He was approached by Lewis Morris, a chief justice who had been removed from the bench by Governor William Cosby after he ruled against him. Morris and his associates created the “Popular Party” in opposition to Governor Cosby and needed a newspaper to help them spread the word. Zenger agreed to print their paper as the New York Weekly Journal.
At first, the governor ignored the newspaper. However, one it became more popular, he decided to put a stop to it and a formal charge of seditious libel was made against Zenger. Unlike today where libel is only proven when the published information is not only false but intended to harm the individual, libel at this time was defined as holding the king or his agents up to public ridicule. It did not matter how true the printed information was.
Despite the charge, the governor was unable to sway a grand jury. Instead, Zenger was arrested based on prosecutors’ “information,” a way to circumvent the grand jury.

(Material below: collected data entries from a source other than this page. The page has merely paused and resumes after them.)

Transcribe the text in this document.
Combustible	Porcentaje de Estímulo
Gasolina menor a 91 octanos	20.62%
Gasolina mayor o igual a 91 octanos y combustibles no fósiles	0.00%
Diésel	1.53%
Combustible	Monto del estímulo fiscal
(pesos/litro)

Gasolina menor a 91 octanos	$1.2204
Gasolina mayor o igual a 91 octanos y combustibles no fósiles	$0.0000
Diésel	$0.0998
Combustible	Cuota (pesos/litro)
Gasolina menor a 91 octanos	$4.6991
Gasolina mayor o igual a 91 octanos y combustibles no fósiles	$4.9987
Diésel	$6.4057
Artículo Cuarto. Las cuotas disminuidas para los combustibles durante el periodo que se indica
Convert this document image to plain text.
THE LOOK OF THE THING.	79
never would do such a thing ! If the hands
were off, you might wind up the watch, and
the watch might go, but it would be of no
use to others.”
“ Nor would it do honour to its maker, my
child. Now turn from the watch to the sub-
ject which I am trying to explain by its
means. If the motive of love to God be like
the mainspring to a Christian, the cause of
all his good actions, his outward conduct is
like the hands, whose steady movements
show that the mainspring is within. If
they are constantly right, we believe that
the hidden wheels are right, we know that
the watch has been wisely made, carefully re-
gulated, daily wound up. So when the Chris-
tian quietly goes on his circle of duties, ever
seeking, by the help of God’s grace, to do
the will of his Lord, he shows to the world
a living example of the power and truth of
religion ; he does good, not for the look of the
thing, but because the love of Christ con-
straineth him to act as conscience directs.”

Zenger was defended by Andrew Hamilton. He successfully argued to the jury that Zenger was allowed to print things as long as they were true. The result did not create a legal precedent because a jury’s verdict does not change the law. However, it had a huge impact on the colonists who saw the importance of a free press to hold the government power in check. Nonetheless, individuals would continue to be punished for publishing information harmful to the government until state constitutions and later the US Constitution in the Bill of Rights would guarantee a free press.
Zenger continued to publish the New York Weekly Journal until his death in 1746.